Lowering Phase ¶
The lowering phase is made up out of passes which are operations which map a graph from a high level representation to a lower level one. Each pass does something specific for instance inlining method calls. The idea is to significantly reduce what the conversion phase needs to be able to handle when actually mapping to TensorRT. We aim for closer to 1->1 op conversion vs looking for applicable subgraphs, limiting the number of converters and reduce the scope of each converter.
You can see the effects of each pass by setting the log level to
Level::kGraph
Passes Used ¶
Eliminate Dead Code ¶
Dead code elimination will check if a node has side effects and not delete it if it does.

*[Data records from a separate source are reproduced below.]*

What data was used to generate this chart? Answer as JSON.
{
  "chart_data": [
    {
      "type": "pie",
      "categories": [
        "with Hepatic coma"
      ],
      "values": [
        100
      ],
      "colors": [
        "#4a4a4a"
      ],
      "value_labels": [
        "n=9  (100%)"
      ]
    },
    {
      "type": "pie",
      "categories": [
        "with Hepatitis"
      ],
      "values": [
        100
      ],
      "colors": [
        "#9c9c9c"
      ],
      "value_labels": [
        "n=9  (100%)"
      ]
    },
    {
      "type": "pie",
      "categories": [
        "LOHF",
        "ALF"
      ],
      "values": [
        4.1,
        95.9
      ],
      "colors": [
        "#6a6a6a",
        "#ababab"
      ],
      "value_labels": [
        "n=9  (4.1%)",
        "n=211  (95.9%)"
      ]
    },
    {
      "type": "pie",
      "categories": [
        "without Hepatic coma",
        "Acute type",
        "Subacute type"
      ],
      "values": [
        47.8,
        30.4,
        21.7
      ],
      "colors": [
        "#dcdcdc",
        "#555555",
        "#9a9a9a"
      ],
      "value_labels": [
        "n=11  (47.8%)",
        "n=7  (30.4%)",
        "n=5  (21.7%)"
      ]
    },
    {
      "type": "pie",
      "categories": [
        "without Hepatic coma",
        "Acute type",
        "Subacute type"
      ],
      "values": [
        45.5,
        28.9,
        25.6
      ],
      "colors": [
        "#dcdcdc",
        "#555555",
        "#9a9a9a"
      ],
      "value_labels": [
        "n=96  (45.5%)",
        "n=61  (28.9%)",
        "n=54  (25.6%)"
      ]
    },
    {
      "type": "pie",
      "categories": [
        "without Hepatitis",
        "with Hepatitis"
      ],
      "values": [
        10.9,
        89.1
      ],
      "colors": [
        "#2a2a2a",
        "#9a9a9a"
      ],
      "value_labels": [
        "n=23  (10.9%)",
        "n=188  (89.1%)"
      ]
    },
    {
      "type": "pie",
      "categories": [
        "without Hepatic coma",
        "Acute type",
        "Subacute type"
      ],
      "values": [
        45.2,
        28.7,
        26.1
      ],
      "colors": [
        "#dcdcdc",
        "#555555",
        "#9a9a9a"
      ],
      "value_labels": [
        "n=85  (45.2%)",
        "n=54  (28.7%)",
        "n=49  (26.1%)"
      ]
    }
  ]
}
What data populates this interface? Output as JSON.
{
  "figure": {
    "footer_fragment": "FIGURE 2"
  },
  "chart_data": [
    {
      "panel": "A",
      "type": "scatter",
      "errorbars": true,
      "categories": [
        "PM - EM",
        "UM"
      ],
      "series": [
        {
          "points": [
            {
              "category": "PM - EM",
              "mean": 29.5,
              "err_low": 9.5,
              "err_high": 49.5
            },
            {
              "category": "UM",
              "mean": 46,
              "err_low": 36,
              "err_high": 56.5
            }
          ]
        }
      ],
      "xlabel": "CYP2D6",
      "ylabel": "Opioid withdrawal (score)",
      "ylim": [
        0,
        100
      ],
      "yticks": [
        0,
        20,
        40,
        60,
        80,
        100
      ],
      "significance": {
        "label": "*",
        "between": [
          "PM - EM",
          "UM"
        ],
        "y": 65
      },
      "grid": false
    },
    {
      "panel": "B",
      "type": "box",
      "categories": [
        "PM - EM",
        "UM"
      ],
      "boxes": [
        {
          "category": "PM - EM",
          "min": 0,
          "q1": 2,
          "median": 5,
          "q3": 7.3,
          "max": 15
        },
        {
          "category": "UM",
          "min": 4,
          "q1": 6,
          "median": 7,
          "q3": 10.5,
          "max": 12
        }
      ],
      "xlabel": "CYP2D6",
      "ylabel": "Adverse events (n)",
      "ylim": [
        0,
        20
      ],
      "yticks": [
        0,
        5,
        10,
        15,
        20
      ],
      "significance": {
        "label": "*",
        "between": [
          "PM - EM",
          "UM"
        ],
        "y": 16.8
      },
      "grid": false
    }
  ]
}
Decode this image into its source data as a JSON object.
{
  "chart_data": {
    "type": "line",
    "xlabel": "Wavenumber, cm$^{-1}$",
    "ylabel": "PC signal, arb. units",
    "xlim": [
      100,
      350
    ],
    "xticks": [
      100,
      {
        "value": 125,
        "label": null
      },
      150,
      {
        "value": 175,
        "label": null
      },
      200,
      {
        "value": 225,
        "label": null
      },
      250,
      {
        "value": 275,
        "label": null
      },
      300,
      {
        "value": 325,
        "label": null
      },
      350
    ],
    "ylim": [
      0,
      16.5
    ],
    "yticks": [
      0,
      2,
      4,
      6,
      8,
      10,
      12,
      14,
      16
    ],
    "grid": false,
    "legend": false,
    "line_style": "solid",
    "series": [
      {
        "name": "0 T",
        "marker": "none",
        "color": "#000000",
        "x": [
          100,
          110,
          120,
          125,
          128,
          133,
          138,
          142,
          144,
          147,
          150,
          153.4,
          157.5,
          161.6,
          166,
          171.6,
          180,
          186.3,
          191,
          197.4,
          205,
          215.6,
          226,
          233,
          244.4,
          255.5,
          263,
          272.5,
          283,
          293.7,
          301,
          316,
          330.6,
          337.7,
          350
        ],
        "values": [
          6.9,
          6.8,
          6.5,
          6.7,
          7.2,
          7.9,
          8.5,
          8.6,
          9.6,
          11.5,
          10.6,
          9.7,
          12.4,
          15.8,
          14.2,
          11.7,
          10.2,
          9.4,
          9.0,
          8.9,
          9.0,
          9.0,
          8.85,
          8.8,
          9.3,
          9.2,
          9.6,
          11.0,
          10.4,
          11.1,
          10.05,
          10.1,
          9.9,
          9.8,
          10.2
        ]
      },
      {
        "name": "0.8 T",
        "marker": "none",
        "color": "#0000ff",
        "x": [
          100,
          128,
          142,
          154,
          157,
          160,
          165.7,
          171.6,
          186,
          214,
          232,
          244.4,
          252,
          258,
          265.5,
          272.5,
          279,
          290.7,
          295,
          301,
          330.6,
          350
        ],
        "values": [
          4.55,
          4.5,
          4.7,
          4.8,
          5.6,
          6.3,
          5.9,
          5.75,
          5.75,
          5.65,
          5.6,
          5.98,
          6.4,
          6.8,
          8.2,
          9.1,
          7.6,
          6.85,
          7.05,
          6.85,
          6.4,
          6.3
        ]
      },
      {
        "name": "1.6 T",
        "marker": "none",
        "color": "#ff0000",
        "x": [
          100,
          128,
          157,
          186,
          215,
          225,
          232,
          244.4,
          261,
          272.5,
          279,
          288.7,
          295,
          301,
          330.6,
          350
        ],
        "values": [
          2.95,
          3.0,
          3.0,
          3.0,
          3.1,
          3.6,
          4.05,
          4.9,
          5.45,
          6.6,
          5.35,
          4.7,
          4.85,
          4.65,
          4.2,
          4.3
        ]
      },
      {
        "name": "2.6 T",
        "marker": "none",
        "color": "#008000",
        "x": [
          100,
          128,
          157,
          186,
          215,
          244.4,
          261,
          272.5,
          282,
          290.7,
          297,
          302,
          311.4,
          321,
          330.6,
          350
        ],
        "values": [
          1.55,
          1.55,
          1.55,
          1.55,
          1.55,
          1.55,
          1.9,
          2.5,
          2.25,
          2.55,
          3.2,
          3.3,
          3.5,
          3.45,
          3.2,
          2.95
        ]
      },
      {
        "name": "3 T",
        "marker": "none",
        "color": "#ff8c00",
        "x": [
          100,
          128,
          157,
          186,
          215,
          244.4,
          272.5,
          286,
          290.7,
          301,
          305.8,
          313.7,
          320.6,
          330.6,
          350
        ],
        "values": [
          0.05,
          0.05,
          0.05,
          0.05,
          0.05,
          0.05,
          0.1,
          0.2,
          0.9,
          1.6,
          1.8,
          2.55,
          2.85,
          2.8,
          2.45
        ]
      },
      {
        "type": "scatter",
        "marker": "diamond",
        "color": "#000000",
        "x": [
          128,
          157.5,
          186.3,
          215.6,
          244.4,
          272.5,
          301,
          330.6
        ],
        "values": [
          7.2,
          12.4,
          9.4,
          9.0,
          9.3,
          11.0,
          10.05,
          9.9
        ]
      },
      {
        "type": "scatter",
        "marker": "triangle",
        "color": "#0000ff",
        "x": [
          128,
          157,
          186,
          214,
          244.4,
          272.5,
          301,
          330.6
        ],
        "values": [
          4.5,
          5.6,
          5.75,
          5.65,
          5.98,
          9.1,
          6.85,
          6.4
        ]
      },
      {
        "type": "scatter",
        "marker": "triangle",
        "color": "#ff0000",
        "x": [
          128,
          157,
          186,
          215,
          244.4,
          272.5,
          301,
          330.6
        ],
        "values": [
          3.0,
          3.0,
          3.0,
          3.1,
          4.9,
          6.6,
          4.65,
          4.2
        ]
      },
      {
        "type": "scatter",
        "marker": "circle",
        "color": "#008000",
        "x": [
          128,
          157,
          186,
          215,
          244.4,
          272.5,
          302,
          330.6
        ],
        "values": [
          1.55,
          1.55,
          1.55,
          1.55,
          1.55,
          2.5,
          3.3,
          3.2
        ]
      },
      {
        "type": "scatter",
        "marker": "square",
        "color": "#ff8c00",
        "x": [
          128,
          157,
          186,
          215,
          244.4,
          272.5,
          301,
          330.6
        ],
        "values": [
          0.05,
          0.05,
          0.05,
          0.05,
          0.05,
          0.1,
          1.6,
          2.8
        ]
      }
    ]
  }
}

Eliminate Exeception Or Pass Pattern ¶
A common pattern in scripted modules are dimension gaurds which will throw execptions if the input dimension is not what was expected.
%1013 : bool = aten::ne(%1012, %24) # ~/.local/lib/python3.6/site-packages/torch/nn/modules/batchnorm.py:248:11
= prim::If(%1013) # ~/.local/lib/python3.6/site-packages/torch/nn/modules/batchnorm.py:248:8
block0():
= prim::RaiseException(%23) # ~/.local/lib/python3.6/site-packages/torch/nn/modules/batchnorm.py:249:12
-> ()
block1():
-> ()
Since we are resolving all of this at compile time and there are no execptions in the TensorRT graph, we just remove it.
Eliminate Redundant Gaurds ¶
Eliminate redundant guards for ops whose outputs are fully determined by their inputs i.e. if inputs to such ops are guarded we are allowed to remove a guard on ops’ outputs
Freeze Module ¶
Freeze attributes and inline constants and modules. Propogates constants in the graph.
Fuse Linear ¶
Match the
aten::linear
pattern and fuse it into a single
aten::linear
This pass fuse the addmm or matmul + add generated by JIT back to linear
Fuse Flatten Linear ¶
TensorRT implicity flattens input layers into fully connected layers when they are higher than 1D. So when there is a
aten::flatten
->
aten::linear
pattern we remove the
aten::flatten
.
Lower Graph ¶
Given a graph with of a method which first argument is %self, lower it to a graph where all attributes accesses are replaced with explicit inputs of the graph (rather than results of prim::GetAttr executed on %self). Returns a tuple (graph, parameters) where the last module.parameters.size() inputs to the graph are the trainable parameters used in this method. The remaining inputs are the true inputs to the function.
Remove Dropout ¶
Removes dropout operators since we are doing inference.
Unpack AddMM ¶
Unpacks
aten::addmm
into
aten::matmul
and
aten::add_
(with an additional
trt::const
op to freeze the bias in the TensorRT graph). This lets us reuse the
aten::matmul
and
aten::add_
converters instead of needing a dedicated converter.
Unpack LogSoftmax ¶
Unpacks
aten::logsoftmax
into
aten::softmax
and
aten::log
. This lets us reuse the
aten::softmax
and
aten::log
converters instead of needing a dedicated converter.